Et Dee Dee Bridgewater retourne sur scène. Un hommage à la chanteuse américaine Nancy Wilson avec Save your love for me. La soirée prend une tournure encore plus embrasée quand Dee Dee Bridgewater accueille Edsel Gomez, son pianiste qui l’accompagne depuis plus de 10 ans. I can’t help it de Michael Jackson et Stevie Wonder, Night moves de Michael Franks, One fine thing de Harry Connick Jr. Dee Dee Bridgewater ne cesse de se déplacer sur scène, d’agiter son éventail, de mettre en scène les chansons, emmêlant humour et sensualité. Le public s’embrase, les yeux remplis de bonheur de prendre part à ce moment d’enchantement sous la majesté du palais de Beiteddine.
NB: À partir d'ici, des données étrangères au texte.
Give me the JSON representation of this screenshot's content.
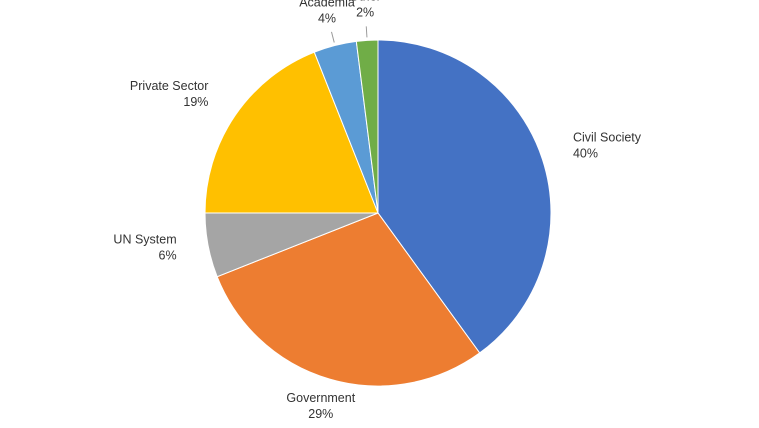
{
  "chart_data": {
    "type": "pie",
    "categories": [
      "Civil Society",
      "Government",
      "UN System",
      "Private Sector",
      "Academia",
      "Other"
    ],
    "values": [
      40,
      29,
      6,
      19,
      4,
      2
    ],
    "value_labels": [
      "40%",
      "29%",
      "6%",
      "19%",
      "4%",
      "2%"
    ],
    "colors": [
      "#4472c4",
      "#ed7d31",
      "#a5a5a5",
      "#ffc000",
      "#5b9bd5",
      "#70ad47"
    ]
  }
}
Un enchantement que Dee Dee Bridgewater décuple quand elle interprète un morceau d’Ella Fitzgerald, un clin d’œil à son précédent passage au Liban, à Beiteddine même, où elle lui avait rendu hommage.
Entre une phrase chantée et une autre, les notes des musiciens instaurent au fur et à mesure l’écrin parfait où le timbre de la diva ne cessera de se poser, engendrant à chaque fois une jouissance sans pareille dans l’audience. Le souffle se suspend quelques instants qui s’étirent en extase: Dee Dee Bridgewater se lance en vocalise, à sa manière particulière. Vocalises ou «squatting», elle en a fait son cachet, son «trademark». Sa voix devient un instrument en soi, qui dialogue tour à tour avec le piano, le synthé, la batterie, la basse, la guitare. Elle valse avec les instruments, physiquement, scéniquement. Elle met en scène cette danse musicale, une expérience visuelle et sonore, que les mots peuvent difficilement décrire. C’est Dee Dee Bridgewater qui se dévoile et nous ensorcelle. Et ce frisson qui vous étreint quand elle impose à sa voix mille et une bifurcations simultanées.
Ramsey Lewis retourne à son piano pour un dernier morceau. Et Dee Dee Bridgewater entonne le mythique tube de Stevie Wonder, Living for the city, sous les applaudissements d’un public de plus en plus charmé. Et la diva ne saurait quitter son public avant de le remercier chaleureusement. Et elle nous offre en «encore», un «message d’amour» de la part de Billie Holiday: God bless the child. L’espoir avait, ce soir-là, les teintes d’une voix chaleureuse, celle de Dee Dee Bridgewater.